MAE Seminar: SPARC and the Path to High Field Fusion
Abstract: MIT and Commonwealth Fusion Systems (CFS), a new startup company focused on the rapid commercialization of fusion, are jointly pursuing a privately funded accelerated approach to demonstrate the feasibility of fusion energy. The CFS/MIT team is currently developing a new generation of high-field, large-bore, REBCO-based superconducting magnets to incorporate into a compact net-energy tokamak called SPARC that will demonstrate net fusion energy gain. The key performance metrics in a tokamak scale is the strength of the toroidal magnetic field to the third or fourth power times the volume of the device. One of the most important consequences of these scalings is that increasing the magnetic field in a tokamak enables a much smaller device to demonstrate net-energy production, leading to dramatic reductions in cost, timeline and organizational complexity required to construct and operate the fusion device. Over the past year, the SPARC team has performed much of the groundwork to enable the magnet development project. On the technical side, the team has collaborated with HTS centers of excellence to evaluate/improve the performance of REBCO from leading manufacturers, designed and built our own HTS measurement facilities, and performed several cable-level tests both in-house and at external facilities. On the programmatic side, we have raised $115M of private capital, grown a combined MIT/CFS team of over 100 people working on the SPARC effort, built magnet development, construction and testing spaces at both MIT and CFS facilities, and placed orders for several hundred km of REBCO coated conductor. This talk will present a summary of the work above and discuss plans for the future.
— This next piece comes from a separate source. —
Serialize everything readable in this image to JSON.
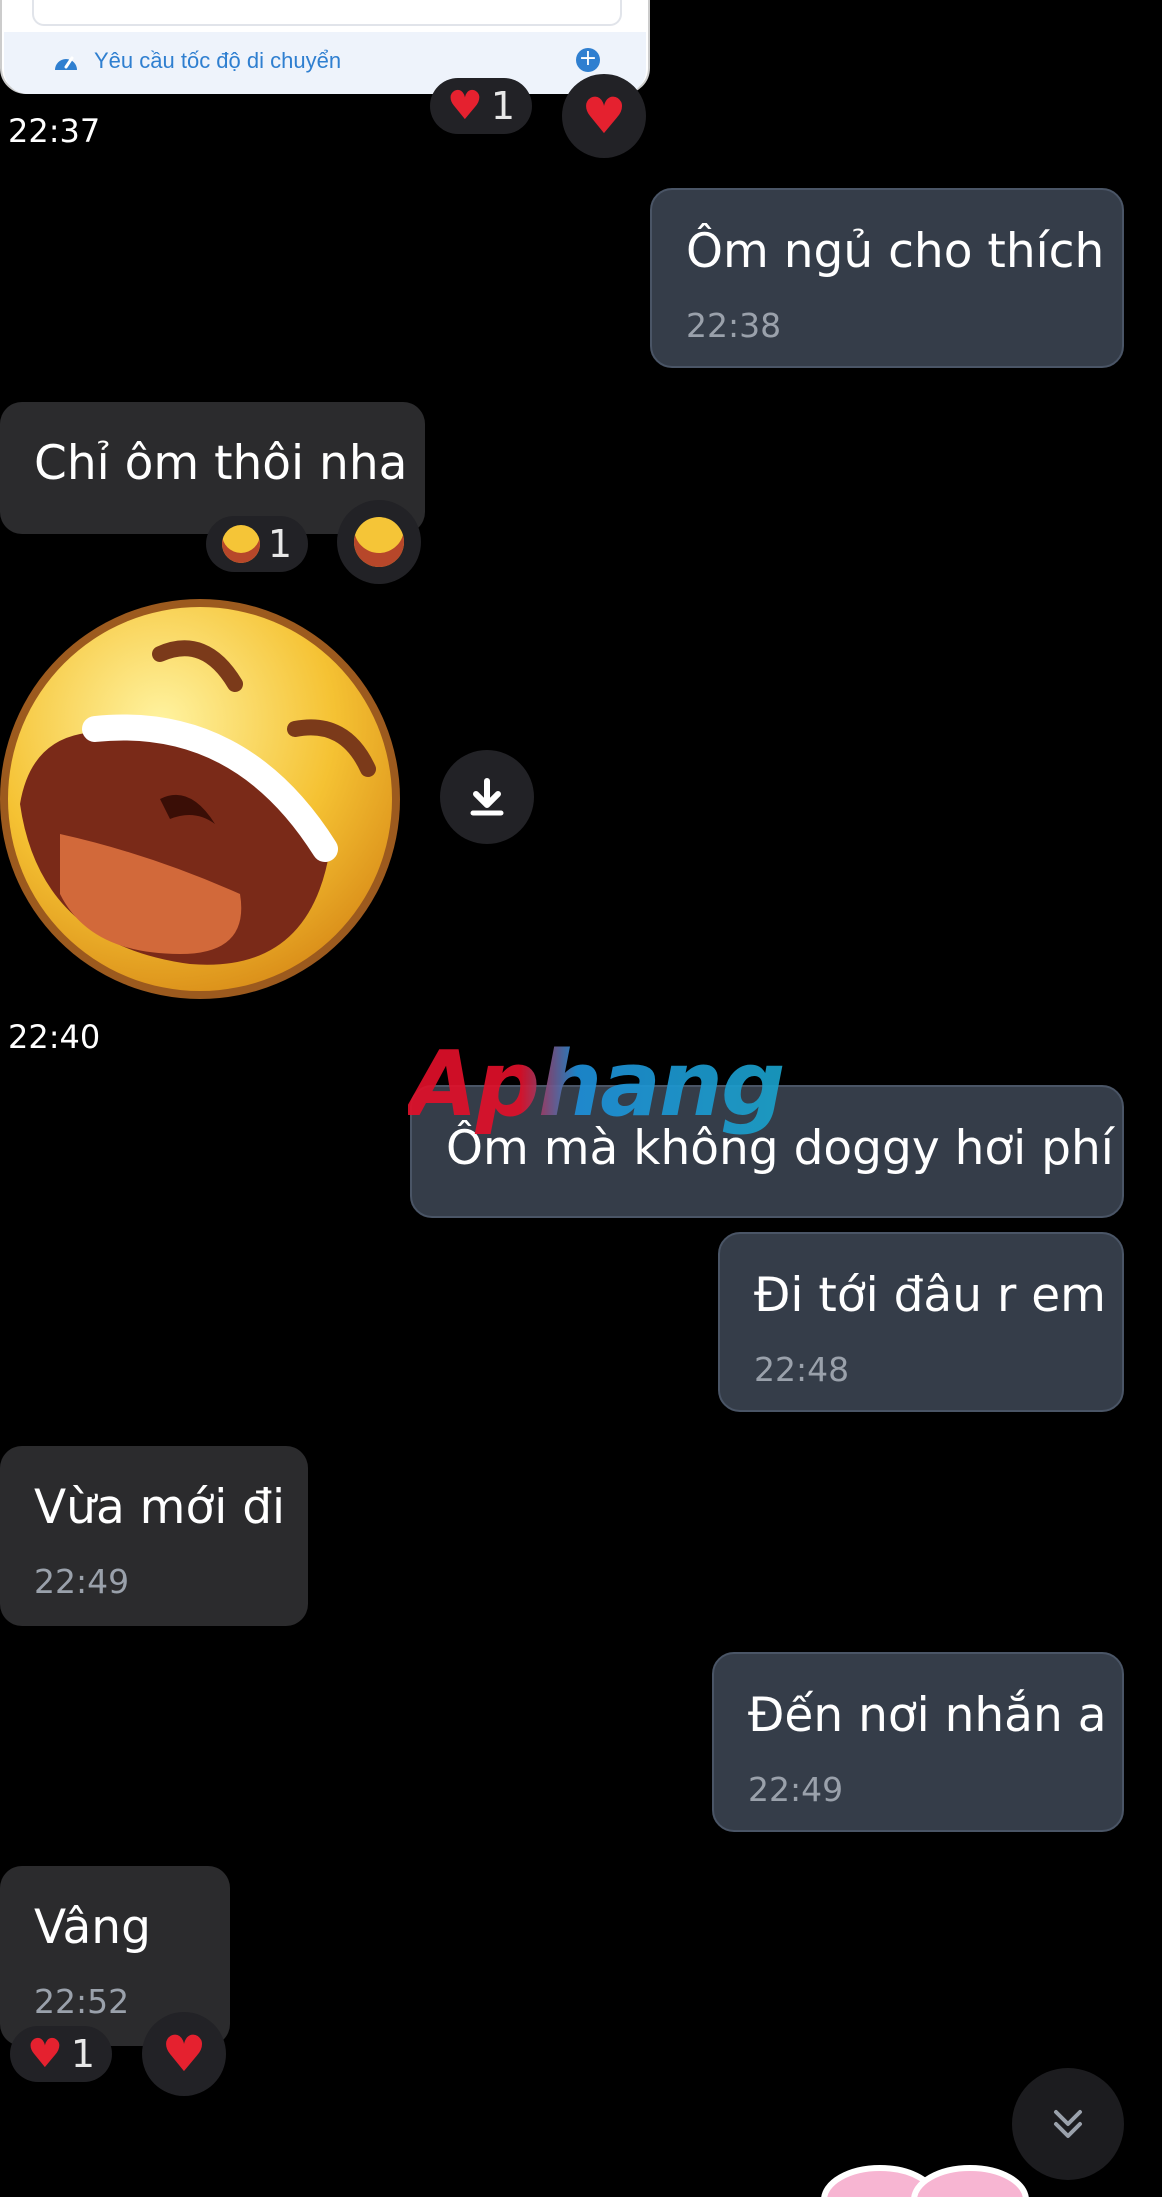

Bio: Brandon Sorbom’s expertise is in fusion energy, compact power plant design and high temperature superconductors. During his doctoral work at MIT’s Plasma Science and Fusion Center, Sorbom was the leader of the ARC Reactor design study, a conceptual design for a small, modular fusion pilot plant that formed the basis for a comprehensive high-field pathway to commercial fusion energy. As CSO of CFS, Sorbom leads the work in evaluating high temperature superconductor performance and prospects for scale-up, as well as leading the power plant design-scoping efforts. Sorbom earned his doctorate in nuclear science and engineering in 2017 at MIT, where he as served as a Plasma Science and Fusion Center researcher since 2010.